LUBBOCK, Texas — On Thursday evening, Lubbock Mayor Dan Pope publicly disclosed a copy of a letter he and other West Texas mayors sent to Texas Governor Greg Abbott.
The letter calls on the governor to let local cities have more flexibility in how businesses are allowed to open or ordered to close.
In March, the governor issued a series of disaster declarations as did Pope. The bottom line is that many so-called non-essential businesses in Lubbock were ordered to close. Other non-essential businesses were allowed to operate only with delivery, curbside service, drive-through service or take-out.
The closures were meant to slow the spread of COVID-19 or coronavirus. As of the time of this news article, 40 people in Lubbock or Lubbock County have died from the novel coronavirus. Lubbock has reported to date 481 total cases with 149 recoveries.
Even so-called essential businesses in Lubbock have been ordered to restrict how customers come and go in order to maintain distance between people.
Federal and local assistance programs have been announced for Lubbock area businesses.
Protesters in Lubbock put on a mock funeral on April 18 for small businesses – doing it in a way that did not violate social distancing rules. On Friday morning, Lubbock Lights was critical of the mayor and went so far as to refer to Pope’s actions as Pope’s Politburo.
However, an unscientific, unofficial poll on the KAMC Facebook page Tuesday evening found that more than twice as many people said “not yet” on reopening Lubbock. As of Friday afternoon, the vote total was 3,300 for “not yet” and 1,500 in favor of “reopen.”
Pope has repeatedly said his declarations have been in line with orders issued by the governor.
The letter on Thursday said in part, “In mitigating that risk, each city should analyze its own local, real-time data to surgically adjust its methods to mitigate the biological implications of the outbreak while navigating the economic implications of such mitigating measures.”
The governor has promised to re-open Texas in stages, responsibly and in a way that does not cause a spike in the number of new COVID-19 cases. A further announcement could come on Monday.
The letter from the mayors promised that local communities would find a way to maintain distance between people so as to slow the spread of COVID-19. But it also challenged the idea of essential versus non-essential business.
“Every business is critical in West Texas. Every business that can operate at low or mitigated risk should be operating,” the letter said.
Pope has been on the record for weeks saying he does not like the idea of picking and choosing which businesses are essential and which ones are non-essential. Every business is essential to somebody, Pope has said.
“I am in favor of re-opening Lubbock just as soon as we can do it safely,” Pope said to EverythingLubbock.com by phone on Friday afternoon, “I think we’ll get an opportunity to start doing that next week.”
The full text of the letter is copied below:
Dear Governor Abbott:
First, thank you for your leadership during this crisis. The weight of our state is on your shoulders, and there have been many difficult decisions made to protect Texans. We support you, and we pray for you often.
Second, we have heard you say that Texas is a state whose needs and solutions vary by geographic region. We agree and know it is vital to your leadership to hear directly from each region about its needs and solutions. As a region, we want to present to you with our thoughts on reopening West Texas.

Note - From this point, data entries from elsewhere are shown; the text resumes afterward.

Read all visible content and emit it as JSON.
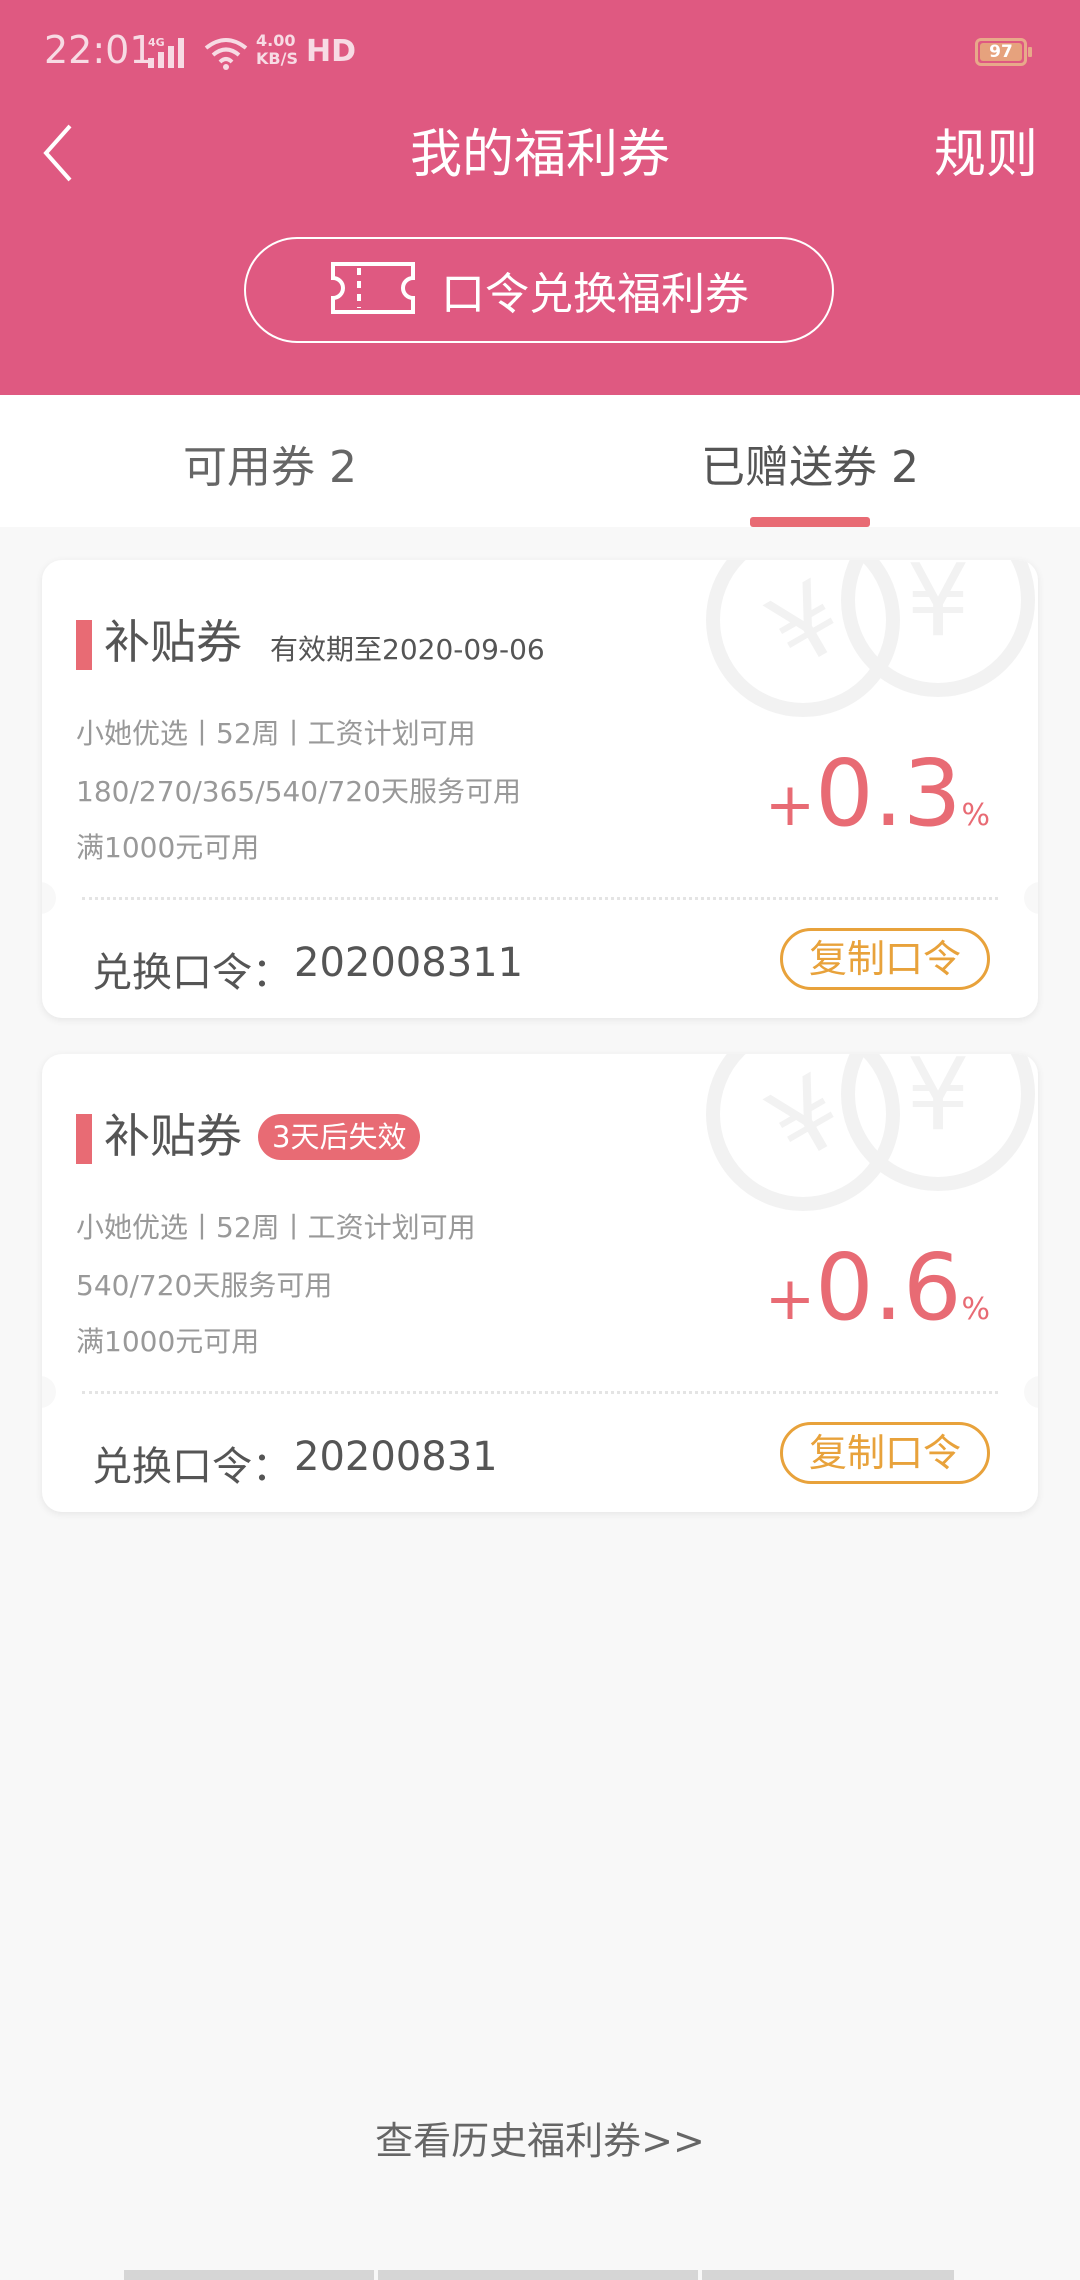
{
  "status_bar": {
    "time": "22:01",
    "net_speed_value": "4.00",
    "net_speed_unit": "KB/S",
    "hd": "HD",
    "battery": "97"
  },
  "header": {
    "title": "我的福利券",
    "rules_label": "规则",
    "redeem_label": "口令兑换福利券",
    "background_color": "#df5981"
  },
  "tabs": [
    {
      "label": "可用券 2",
      "active": false
    },
    {
      "label": "已赠送券 2",
      "active": true
    }
  ],
  "coupons": [
    {
      "title": "补贴券",
      "validity": "有效期至2020-09-06",
      "badge": "",
      "line1": "小她优选丨52周丨工资计划可用",
      "line2": "180/270/365/540/720天服务可用",
      "line3": "满1000元可用",
      "rate_sign": "+",
      "rate_value": "0.3",
      "rate_unit": "%",
      "code_label": "兑换口令：",
      "code_value": "202008311",
      "copy_label": "复制口令"
    },
    {
      "title": "补贴券",
      "validity": "",
      "badge": "3天后失效",
      "line1": "小她优选丨52周丨工资计划可用",
      "line2": "540/720天服务可用",
      "line3": "满1000元可用",
      "rate_sign": "+",
      "rate_value": "0.6",
      "rate_unit": "%",
      "code_label": "兑换口令：",
      "code_value": "20200831",
      "copy_label": "复制口令"
    }
  ],
  "history_link": "查看历史福利券>>",
  "colors": {
    "accent_red": "#e86b74",
    "copy_orange": "#e8a23b"
  }
}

Our cities have different needs and different approaches to address this crisis, but we agree on these important principles:
1) Every business is critical in West Texas. Every business that can operate at low or mitigated risk should be operating.
2) In mitigating that risk, each city should analyze its own local, real-time data to surgically adjust its methods to mitigate the biological implications of the outbreak while navigating the economic implications of such mitigating measures.
Each of our plans will rely heavily on the fact that physical distancing is the most important component in slowing the spread of COVID-19. In rural West Texas, we want to reopen with strict physical distancing measures in place. Each city can best determine how to implement these measures in their own city. Our citizens are learning this new way of life and are ready to make the changes necessary to go back to work.
Many of the businesses in our rural communities are defined under state guidelines as “essential” businesses. They are operating with social distancing and increased hygiene practices. Businesses that are not currently open, but that could adopt these same operational changes should be allowed to operate as low-risk businesses.
Where Texans can be safely working, we want them to work. Every business that can mitigate risk should be allowed to be open and participating in our economic recovery. Thank you for listening to the voices in West Texas. We are ready to implement these changes and begin to reopen West Texas.
[signed] Anthony Williams, Mayor Abilene; Patrick Peyton, Mayor of Midland; Ginger Wilson, Mayor Amarillo; David R. Turner, Mayor of Odessa; Shannon D. Thomason, Mayor of Big Spring; Brenda Gunter, Mayor of San Angelo; and Dan Pope, Mayor of Lubbock.